Их землянка была — как и все другие землянки, которые вылупились за последние дни по склону балки, и все же кое что отличало ее от остальных. Хотя бы то, что на столике в землянке стояла стеклянная банка с ярко-синими сентябринами, а пол, усыпанный песком, тускло серебрился в полумгле. Но было сыро в землянке. Снимая гимнастерку и юбку, Саша вздрогнула и юркнула на топчан под одеяло, натягивая его до подбородка.

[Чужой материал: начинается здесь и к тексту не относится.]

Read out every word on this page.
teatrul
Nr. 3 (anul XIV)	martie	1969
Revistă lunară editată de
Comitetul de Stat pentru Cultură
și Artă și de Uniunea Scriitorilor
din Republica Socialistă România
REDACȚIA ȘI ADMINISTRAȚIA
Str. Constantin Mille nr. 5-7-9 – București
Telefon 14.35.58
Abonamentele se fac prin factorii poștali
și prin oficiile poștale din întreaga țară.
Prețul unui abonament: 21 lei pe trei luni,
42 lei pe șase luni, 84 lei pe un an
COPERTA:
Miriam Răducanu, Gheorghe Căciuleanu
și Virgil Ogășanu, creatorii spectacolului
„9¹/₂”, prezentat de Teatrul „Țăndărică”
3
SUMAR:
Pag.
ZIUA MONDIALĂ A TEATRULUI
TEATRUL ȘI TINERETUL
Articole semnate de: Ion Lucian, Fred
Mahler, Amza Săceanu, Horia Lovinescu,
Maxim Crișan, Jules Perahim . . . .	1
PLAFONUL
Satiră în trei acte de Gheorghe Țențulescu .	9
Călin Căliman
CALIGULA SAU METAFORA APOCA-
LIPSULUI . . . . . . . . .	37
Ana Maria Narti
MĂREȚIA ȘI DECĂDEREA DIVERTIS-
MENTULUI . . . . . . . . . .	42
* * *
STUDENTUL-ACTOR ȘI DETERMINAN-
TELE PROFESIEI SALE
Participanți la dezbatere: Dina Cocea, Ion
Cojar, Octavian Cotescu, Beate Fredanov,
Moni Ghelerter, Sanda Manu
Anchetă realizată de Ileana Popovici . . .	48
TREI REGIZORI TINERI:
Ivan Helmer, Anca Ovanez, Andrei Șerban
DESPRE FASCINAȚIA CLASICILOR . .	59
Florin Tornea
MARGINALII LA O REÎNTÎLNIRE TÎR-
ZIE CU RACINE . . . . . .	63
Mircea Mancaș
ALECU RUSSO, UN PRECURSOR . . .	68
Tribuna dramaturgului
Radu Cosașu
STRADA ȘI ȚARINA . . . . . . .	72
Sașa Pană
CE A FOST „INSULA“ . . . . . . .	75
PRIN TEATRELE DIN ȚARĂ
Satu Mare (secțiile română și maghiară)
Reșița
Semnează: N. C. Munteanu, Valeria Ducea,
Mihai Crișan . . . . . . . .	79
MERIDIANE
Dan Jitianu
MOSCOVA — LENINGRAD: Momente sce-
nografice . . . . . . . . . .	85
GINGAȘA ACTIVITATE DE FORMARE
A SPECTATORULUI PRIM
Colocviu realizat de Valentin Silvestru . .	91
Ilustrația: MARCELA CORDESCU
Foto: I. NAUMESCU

Уже погружаясь в сон, услышала, как скрипнула дверь и легкие шаги, прошуршав по песчаному полу, остановились у ее топчана.

— Шурка! — услышала она хрипловатый голос Клавы. — Ты спишь?

Клава подождала немного и, притоптывая каблуками своих сапог, стала двигаться по землянке, вполголоса что-то напевая. Не открывая глаз, Саша угадывала ее движения. Вот она бросила на стол пилотку и, распустив свои черные густые волосы, расчесывает их гребешком. Они шелестят и потрескивают. Разъединив волосы на две волны и собрав их впереди валиком, она потерла кулаками щеки и, послюнив палец, приглаживает брови. Потом, опять пробежав по песчаному полу к Саше, она стала рыться под ее топчаном, как мышь.

— Шурочка, — поднимая голову и встречаясь со взглядом Саши, пристыженно сказала Клава. — Позволь мне надеть твои чулки со стрелкой.

— Возьми в чемодане, — высунув руку из-под одеяла, Саша указала под топчан.

Достав из чемодана чулки и устроившись у Саши в ногах, Клава стала снимать аккуратные сапожки, сшитые не из кирзы, а из хорошей мягкой кожи.

— Ты добрая, Шурка, — говорила она, почти до самого бедра натягивая на полную ногу длинный, абрикосового цвета чулок и подтягивая круглую резинку выше. — Добрая, — повторила она, снова надев сапожки и двумя пальцами приподнимая сзади край юбки, чтобы увидеть, как выглядит ее нога в чулке со стрелкой. Прыгнув коленями на постель к Саше, она стала щекотать губами ее шею и плечи. — За это я тебя и люблю, Шурка!